Production of Viral Constructs for Neuroanatomy, Calcium Imaging, and Optogenetics

Abstract

Advances in design and use of light-sensitive and light-emitting sensors have facilitated observation, measurement, and control of neuronal activities. Viruses are effective vectors for delivery of these valuable research tools to mammalian brains. Recombinant viruses are optimized to mediate regulatable, long-term, and cell-specific gene expression. Here, we describe production methods for three of the most commonly used types of recombinant viruses in neurobiology research: adeno-associated virus (AAV), retrovirus/lentivirus, and glycoprotein-deleted rabies virus. These viral constructs are frequently used for calcium imaging or to deliver neural tracers and optogenetic tools. Popular constructs are readily obtained commercially; however, customized virus production through commercial sources is time consuming and costly. This article aims to provide readers with detailed technical information for rapid production and validation of high-quality viral particles in a laboratory setting while highlighting advantages and limitations of each viral type. © 2019 by John Wiley & Sons, Inc.

Keywords: AAVs; lentivirus; rabies delta-G; recombinant virus; retrovirus; viral production.

Figure 1. Reconstitution of recombinant viruses from plasmids.

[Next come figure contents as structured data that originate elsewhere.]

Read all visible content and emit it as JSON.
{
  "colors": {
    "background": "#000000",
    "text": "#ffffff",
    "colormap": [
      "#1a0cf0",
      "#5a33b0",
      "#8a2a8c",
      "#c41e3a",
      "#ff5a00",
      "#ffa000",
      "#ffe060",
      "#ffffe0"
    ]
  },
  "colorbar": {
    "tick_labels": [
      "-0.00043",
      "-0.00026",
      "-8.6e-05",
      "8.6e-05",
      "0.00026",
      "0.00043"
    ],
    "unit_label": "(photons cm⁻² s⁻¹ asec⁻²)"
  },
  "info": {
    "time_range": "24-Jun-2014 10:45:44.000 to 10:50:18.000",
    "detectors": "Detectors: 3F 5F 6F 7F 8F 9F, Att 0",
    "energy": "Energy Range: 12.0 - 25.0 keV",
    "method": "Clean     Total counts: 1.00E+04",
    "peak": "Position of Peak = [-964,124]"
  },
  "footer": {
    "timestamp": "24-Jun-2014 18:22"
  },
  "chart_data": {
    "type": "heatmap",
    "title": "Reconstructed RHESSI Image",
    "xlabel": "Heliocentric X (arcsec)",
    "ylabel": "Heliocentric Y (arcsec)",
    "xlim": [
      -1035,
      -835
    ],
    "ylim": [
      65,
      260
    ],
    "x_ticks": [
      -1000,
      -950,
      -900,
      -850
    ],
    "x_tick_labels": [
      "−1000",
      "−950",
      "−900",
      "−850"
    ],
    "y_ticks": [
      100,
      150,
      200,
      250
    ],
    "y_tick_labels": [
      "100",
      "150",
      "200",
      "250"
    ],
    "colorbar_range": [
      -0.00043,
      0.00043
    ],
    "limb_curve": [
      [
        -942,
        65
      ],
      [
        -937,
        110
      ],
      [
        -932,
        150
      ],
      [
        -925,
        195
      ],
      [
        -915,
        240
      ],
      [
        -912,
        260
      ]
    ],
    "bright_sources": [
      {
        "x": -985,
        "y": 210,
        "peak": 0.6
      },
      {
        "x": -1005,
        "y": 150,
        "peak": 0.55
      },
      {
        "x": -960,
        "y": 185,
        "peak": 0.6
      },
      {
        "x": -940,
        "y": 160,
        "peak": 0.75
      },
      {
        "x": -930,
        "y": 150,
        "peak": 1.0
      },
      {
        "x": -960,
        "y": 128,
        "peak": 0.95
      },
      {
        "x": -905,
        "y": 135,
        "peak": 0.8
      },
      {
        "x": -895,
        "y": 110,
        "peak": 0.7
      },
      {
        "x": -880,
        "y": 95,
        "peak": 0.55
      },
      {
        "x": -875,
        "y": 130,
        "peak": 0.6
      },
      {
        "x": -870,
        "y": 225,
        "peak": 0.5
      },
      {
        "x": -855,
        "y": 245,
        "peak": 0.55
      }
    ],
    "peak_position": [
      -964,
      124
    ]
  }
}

AAVs are reconstituted from transfer vector, Rep/Cap, and Helper plasmids. Serotypes are determined by the Cap genes. 2^nd generation packaging plasmids for a VSV-G pseudotyped lentivirus include transfer vectors, psPax2, and pMD2.G. Rabies dG transfer vector and viral proteins N, P, L, and G are necessary for formation of initial viral particles.

Figure 2A. Workflow of recombinant virus production.

General steps and length of time for production of Adeno-associated viruses.

Figure 2B. Workflow of recombinant virus production.

General steps and length of time for production of Lentiviruses.

Figure 2C. Workflow of recombinant virus production.

General steps and length of time for production of Pseudotyped rabies dG viruses.

Figure 3. Validation of an AAV preparation for transduction efficiency and purity.

A. Organotypic mouse brain slice cultures were prepared as described previously from 6–8 days postnatal C57BL/6J mice (Bastrikova et al., 2008; Gu et al., 2012; Stoppini et al., 1991). Virus AAV9-hSyn-GFP was added on top of the culture 24 hours post dissection. GFP expression was observed 7 days after transduction and fluorescence images were captured on a Zeiss LSM710 (Carl Zeiss Inc, Oberkochen, Germany) using an EC Plan-Neofluar 10x/0.3 objective. AAV9-hSyn-GFP preparation was validated by ex vivo transduction. B. AAV samples were harvested from culture media (packaging cells were discarded) as described in Protocol 1. Samples were boiled in NuPage sample buffer, loaded onto a 4–12% NuPage Bis-Tris gels (Thermo Fisher Scientific, Rockford, IL, USA) and resolved via polyacrylamide gel electrophoresis (PAGE). Pierce Silver Staining kit (Thermo Fisher Scientific, Rockford, IL, USA) was used according to manufacturer’s protocols to stain the gel and reveal VP1, VP2, VP3 (AAV proteins) and impurities. AAV serotype 1, 5, 8, and 9 samples produced with small-scale protocol have suitable titers and comparable purities to commercially obtained samples. AAV packaged from the same vector backbones for serotypes 2 and 9 were purchased from Addgene and UPenn Vector Core and run on the gel as positive controls.

Figure 4. Transduction of primary rat cortical neurons with a concentrated lentivirus.

Lentiviral transfer vector FCK-ChR2-GFP delivering Channelrhodopsin-2 tethered to eGFP expressed from a cytomegalovirus (CMV) promoter was prepared as described in Protocol 2. The preparation had a yield of 1.2e8 TU/ml. 5 ul of virus was used to infect 1e6 cultured mouse primary neurons. eGFP expression was observed weakly at 24 hours and robustly after 48 hours.

Figure 5. Env A pseudotyped SADB19 rabies dG retrograde transmission.

AAV9-Camk2a-T2A-TVA-E2A-B19G was delivered to deep layers of entorhinal cortex via stereotactic injection to mouse brain. The GFP expression marks the AAV tranduced cells. Env A pseudotyped SADB19 rabies dG expressing mCherry was injected into the same region after 2 weeks. Retrograde transmission of Env A-rabies dG to CA1 pyramidal neurons is indicated by mCherry expression.